69 It is apparent from the Judge's sentencing remarks that his assessment of the utilitarian value of the plea focussed on the respondent's waiver of a possible defence. Such a consideration has no bearing on the utilitarian value of the plea which was entered on the first day of the trial following what was described as the presentation of a "fresh indictment". Counsel for the respondent acknowledged in written submissions that the fact that the respondent pleaded guilty where he may have had a defence available to him went to the strength of the Crown case and was not a matter relevant to the utilitarian value of the plea: see R v Sutton [2004] NSWCCA at [12].
70 Having made that concession, counsel for the respondent argued that the discount could be justified as encompassing the utilitarian value of the plea and remorse. Mr Dhanji further cited R v Halls [2008] NSWCCA 251 where a discount of 20 per cent for a plea entered on the second day of the trial was found to be within the available sentencing range.
71 Remorse was a factor which was taken into account by his Honour in departing from the standard non-parole period and to take remorse into account again in the assessment of the value of the plea would amount to impermissible double counting. This Court has emphasised that a discount for remorse "in combination with the discount resulting from the utilitarian value of the plea of guilty is to be avoided": R v M.A.K; M.S.K [2006] NSWCCA 381 at [44]. In any event, the Judge did not combine in his assessment of the value of the plea its utilitarian benefit and remorse and I reject Mr Dhanji's submission.

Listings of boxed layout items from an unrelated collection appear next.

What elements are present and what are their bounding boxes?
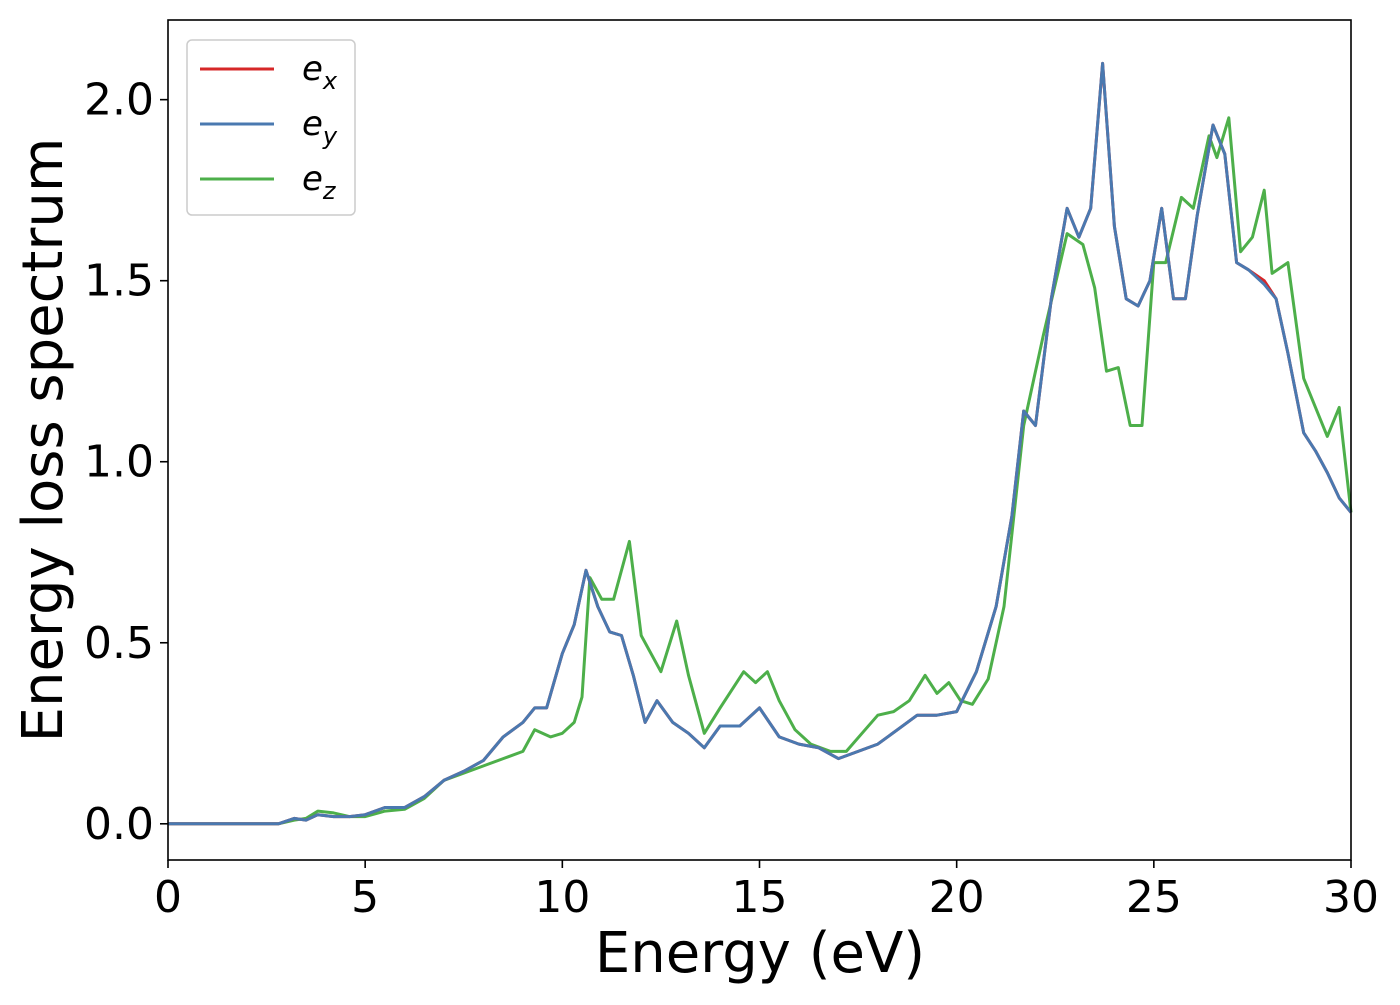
x-tick-label: 30 — [1323, 872, 1379, 923]
x-tick-label: 25 — [1126, 872, 1182, 923]
legend: ex ey ez — [186, 39, 356, 216]
x-tick-label: 20 — [929, 872, 985, 923]
y-axis: 0.0 0.5 1.0 1.5 2.0 — [84, 75, 168, 850]
legend-box — [186, 39, 356, 216]
series-line-ez — [168, 116, 1353, 826]
x-tick-label: 10 — [534, 872, 590, 923]
legend-label-ez: ez — [302, 159, 337, 205]
x-axis: 0 5 10 15 20 25 30 — [154, 860, 1379, 923]
x-tick-label: 0 — [154, 872, 182, 923]
series-line-ey — [168, 61, 1353, 826]
y-tick-label: 2.0 — [84, 75, 154, 126]
legend-label-ey: ey — [302, 104, 338, 150]
y-axis-label: Energy loss spectrum — [11, 138, 76, 743]
x-axis-label: Energy (eV) — [595, 921, 925, 986]
y-tick-label: 1.0 — [84, 437, 154, 488]
y-tick-label: 0.5 — [84, 618, 154, 669]
series-layer — [168, 61, 1353, 826]
y-tick-label: 1.5 — [84, 256, 154, 307]
x-tick-label: 5 — [351, 872, 379, 923]
y-tick-label: 0.0 — [84, 799, 154, 850]
legend-label-ex: ex — [302, 49, 338, 95]
x-tick-label: 15 — [732, 872, 788, 923]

72 This was a plea which was entered on the first day of a trial which was estimated to take two weeks. The respondent had been committed for trial after a three day committal hearing in October 2007. The trial whilst not straight forward was not unduly complex. The rationale for a twenty five per cent discount did not exist in this case. As was said in R v Thomson & Houlton (2000) 49 NSWLR 383 per Spigelman CJ at [155]:
"The top of the range would be expected to be restricted to pleas at the earliest possible opportunity and should not be given, save in an exceptional case, after a matter has been set down for trial. A discount towards the bottom of the range is appropriate for late pleas, for example, on the date fixed for trial, unless there are particular benefits arising from the prospective length and complexity of the trial."